A repeated vulnerability pattern should change architecture, not only tickets. A risky agent permission should trigger workflow redesign, not only monitoring. A vendor’s new model access should reopen the risk review, not wait for renewal. A model connected to sensitive data should create a decision record before it becomes infrastructure.

The most important AI capability here is still human judgment. AI can shorten detection and interpretation. Humans still own prioritization, authority, and trade-offs.

What boards should ask instead

The board does not need to become a technical review body. It needs better questions.

Not: How many vulnerabilities do we have?

Ask: Which AI-connected workflows could create the most business damage if compromised or misused?

Not: Are employees using approved tools?

Ask: Where can sensitive data now travel that it could not travel 90 days ago?

Not: Did security review this system?

Ask: What changed since the last review?

Not: Who is responsible for cybersecurity?

Ask: Who can pause an AI-connected workflow when the risk picture changes?

Not: Are we using AI for defense?

Ask: Which parts of detection, interpretation, decision, and remediation are still too slow?

The shift is subtle but important. The board stops treating cybersecurity as a stock of risk and starts treating it as a rate of change. That is closer to how AI adoption actually behaves.

The operating model

The practical version is simple.

Map the AI-related attack surface: tools, models, agents, data flows, permissions, vendors, and business processes. Rank the areas by business damage, not by technical novelty. Assign decision rights before a boundary case appears. Track the four forms of exposure latency. Use AI defensively to compress detection and interpretation, but keep accountable humans close to the decision.

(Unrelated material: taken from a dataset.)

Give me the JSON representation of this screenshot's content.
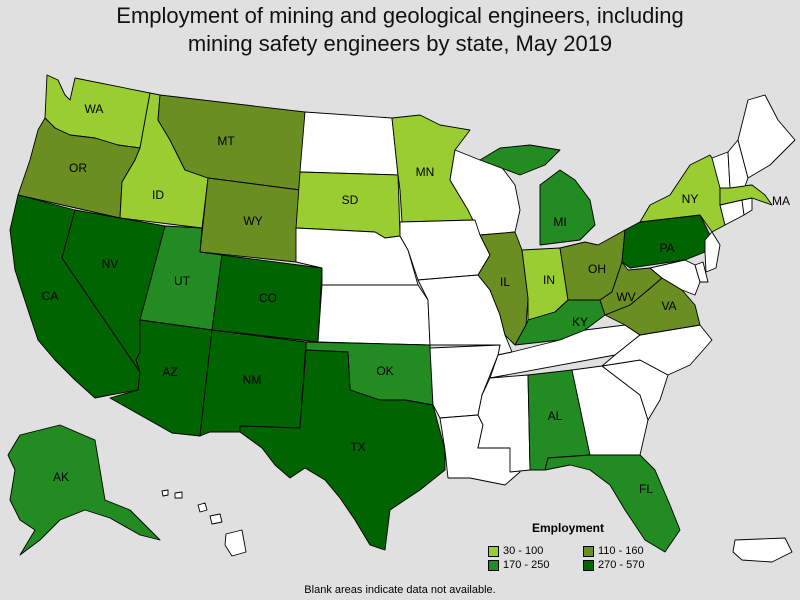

The hard part is cadence. A company that reviews cyber risk quarterly while its AI toolchain changes weekly is choosing not to see the gap.

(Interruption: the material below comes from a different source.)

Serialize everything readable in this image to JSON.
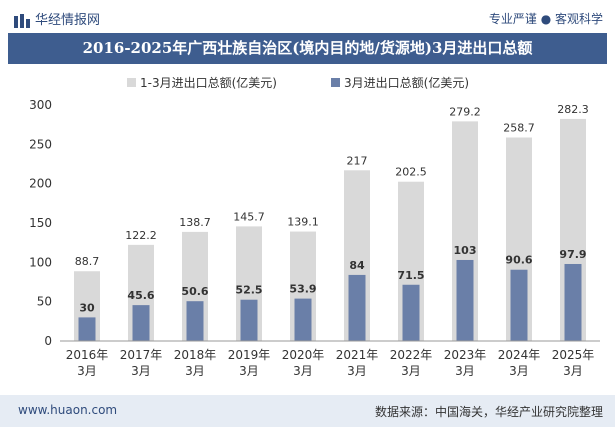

Jamie Dimon put the tension plainly on JPMorgan Chase’s April 14 earnings call: cyber risk was already one of the bank’s largest risks, AI was making it worse and harder, and AI was also creating better ways to strengthen defenses. That is not a contradiction. It is the operating environment.

. . .

The AI-era cybersecurity metric that matters most may not be the number of vulnerabilities, tools, or blocked attacks. It may be the length of time the company spends unaware, undecided, or unable to move after its exposure changes.

Exposure latency is where the real risk hides. Not because leaders do not care about cybersecurity, but because their organizations often see the new surface after it has already become normal.